Mais vous avez l'impression d'avoir sauvé l'humanité après avoir accouché adopté quatre fois ou quoi? Madame, faut redescendre en pression on dirait Céline Dion: VOUS ME FAITES PEUR!

En tant que mère et contribuable, je considère donc que j'ai droit d'être reconnue comme une contribuable supérieure, comme tous les parents. Oui mesdames et messieurs, l'élite, ce sont les parents.

Maintenant je suis gênée pour vous, si j'avais été croyante d'ailleurs j'aurais probablement prié pour le Canada après avoir lu cette affreuse phrase. Vous savez, ce genre d'idée de supériorité a couté la vie à des millions d'innocents sur le vieux continent. Bref... Tout reliquat de la seconde guerre mondiale à part, je ne vous demande pas si vous avez pensé aux personnes qui ne pouvaient pas avoir d'enfant avant d'avoir écrit cette monstruosité? Non je ne vous demande pas.

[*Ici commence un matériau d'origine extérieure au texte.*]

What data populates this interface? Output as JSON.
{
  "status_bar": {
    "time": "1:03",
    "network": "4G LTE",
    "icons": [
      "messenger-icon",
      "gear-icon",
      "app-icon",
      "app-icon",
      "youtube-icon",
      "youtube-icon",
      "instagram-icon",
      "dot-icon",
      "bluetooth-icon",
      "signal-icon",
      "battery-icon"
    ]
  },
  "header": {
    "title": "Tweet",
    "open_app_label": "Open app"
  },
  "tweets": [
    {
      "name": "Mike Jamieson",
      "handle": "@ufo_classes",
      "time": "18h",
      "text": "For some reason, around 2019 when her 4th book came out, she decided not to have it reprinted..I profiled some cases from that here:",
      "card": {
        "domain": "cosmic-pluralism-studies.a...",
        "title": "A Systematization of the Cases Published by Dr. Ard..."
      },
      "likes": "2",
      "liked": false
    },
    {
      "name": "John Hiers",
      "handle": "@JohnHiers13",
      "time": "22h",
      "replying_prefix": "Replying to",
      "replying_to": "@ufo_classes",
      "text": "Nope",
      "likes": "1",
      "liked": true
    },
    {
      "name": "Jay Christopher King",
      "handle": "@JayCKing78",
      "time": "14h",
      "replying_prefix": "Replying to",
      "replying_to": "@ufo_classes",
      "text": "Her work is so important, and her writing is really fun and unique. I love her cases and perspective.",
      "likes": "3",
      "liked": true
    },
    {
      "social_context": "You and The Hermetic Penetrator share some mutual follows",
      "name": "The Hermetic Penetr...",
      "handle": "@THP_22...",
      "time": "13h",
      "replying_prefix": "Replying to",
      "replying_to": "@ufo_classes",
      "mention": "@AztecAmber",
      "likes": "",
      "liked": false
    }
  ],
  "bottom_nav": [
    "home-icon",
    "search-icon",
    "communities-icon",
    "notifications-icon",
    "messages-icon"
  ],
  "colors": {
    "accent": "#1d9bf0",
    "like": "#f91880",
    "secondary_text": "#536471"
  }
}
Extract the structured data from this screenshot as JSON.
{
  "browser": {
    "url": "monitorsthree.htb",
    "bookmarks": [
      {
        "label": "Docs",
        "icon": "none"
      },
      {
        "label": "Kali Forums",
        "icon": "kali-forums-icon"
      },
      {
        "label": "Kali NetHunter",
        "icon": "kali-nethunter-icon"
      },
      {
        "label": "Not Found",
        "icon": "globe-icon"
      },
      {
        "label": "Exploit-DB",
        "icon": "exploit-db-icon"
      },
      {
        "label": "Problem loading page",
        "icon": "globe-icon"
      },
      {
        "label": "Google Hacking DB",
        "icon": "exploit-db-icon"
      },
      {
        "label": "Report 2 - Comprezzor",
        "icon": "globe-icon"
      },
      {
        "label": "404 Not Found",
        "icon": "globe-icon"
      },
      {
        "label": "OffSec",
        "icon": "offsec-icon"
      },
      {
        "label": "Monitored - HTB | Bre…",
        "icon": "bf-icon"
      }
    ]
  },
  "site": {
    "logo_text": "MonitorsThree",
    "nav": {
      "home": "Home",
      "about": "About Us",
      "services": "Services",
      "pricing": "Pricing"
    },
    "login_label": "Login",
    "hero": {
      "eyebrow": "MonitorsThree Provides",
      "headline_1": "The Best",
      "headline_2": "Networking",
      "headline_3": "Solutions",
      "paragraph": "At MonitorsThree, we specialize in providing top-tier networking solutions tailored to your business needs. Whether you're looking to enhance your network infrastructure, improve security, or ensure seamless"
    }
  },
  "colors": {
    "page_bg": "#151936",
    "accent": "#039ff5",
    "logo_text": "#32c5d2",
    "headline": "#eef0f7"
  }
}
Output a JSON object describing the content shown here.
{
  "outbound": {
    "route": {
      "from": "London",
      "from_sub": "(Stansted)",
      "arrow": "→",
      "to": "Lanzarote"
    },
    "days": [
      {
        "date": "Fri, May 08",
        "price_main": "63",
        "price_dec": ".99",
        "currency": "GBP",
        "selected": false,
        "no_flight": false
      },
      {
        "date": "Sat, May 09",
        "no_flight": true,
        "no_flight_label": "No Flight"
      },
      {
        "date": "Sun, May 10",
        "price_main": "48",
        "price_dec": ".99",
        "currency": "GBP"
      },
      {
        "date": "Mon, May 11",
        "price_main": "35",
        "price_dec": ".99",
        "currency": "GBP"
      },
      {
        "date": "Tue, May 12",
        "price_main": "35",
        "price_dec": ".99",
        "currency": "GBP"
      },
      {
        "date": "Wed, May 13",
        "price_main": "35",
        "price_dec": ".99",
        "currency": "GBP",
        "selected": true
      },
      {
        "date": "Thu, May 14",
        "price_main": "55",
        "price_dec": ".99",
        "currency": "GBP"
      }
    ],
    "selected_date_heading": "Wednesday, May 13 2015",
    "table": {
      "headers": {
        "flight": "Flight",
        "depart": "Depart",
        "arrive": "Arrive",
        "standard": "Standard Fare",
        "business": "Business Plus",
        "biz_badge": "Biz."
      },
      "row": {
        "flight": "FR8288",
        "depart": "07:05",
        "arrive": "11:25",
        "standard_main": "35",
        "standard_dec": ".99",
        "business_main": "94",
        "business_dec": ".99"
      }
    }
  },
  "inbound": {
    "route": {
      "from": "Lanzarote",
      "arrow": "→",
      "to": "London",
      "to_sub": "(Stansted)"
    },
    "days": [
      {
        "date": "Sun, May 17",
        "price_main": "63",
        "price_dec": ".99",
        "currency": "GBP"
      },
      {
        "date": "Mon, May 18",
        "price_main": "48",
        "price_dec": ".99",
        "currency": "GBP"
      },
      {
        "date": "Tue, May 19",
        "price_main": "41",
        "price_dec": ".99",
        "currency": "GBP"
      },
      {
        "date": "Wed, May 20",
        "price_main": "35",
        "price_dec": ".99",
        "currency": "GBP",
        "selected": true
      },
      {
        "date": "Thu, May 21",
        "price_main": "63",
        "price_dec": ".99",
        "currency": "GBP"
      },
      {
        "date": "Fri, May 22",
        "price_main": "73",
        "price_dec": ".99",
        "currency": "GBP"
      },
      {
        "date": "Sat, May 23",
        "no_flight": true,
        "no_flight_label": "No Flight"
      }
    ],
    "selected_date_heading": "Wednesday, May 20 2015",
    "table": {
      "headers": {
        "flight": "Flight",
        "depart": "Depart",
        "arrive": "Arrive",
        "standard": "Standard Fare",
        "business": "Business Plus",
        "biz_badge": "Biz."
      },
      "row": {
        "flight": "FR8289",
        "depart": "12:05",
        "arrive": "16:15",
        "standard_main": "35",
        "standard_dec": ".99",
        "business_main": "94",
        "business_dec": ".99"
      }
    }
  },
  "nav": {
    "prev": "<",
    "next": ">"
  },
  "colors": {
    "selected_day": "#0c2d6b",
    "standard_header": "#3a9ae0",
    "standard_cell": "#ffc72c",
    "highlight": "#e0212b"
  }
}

Donc ceux qui choisissent de pouvoir dormir le matin et de ne pas redonner tout ce qu'ils ont reçu nous en doivent une. En gardant pour eux tout leur temps, tout leur argent, toutes leurs valeurs, tout leur sommeil, les «sans enfant» devraient cotiser davantage que ceux «avec enfant».

Vous voulez qu'on vienne faire le ménage que vous avez la flemme de faire aussi? Le monde a tellement besoin de vous pour tourner que ce serait dommage de vous tordre le cou en glissant sur une Majorette! Tssss...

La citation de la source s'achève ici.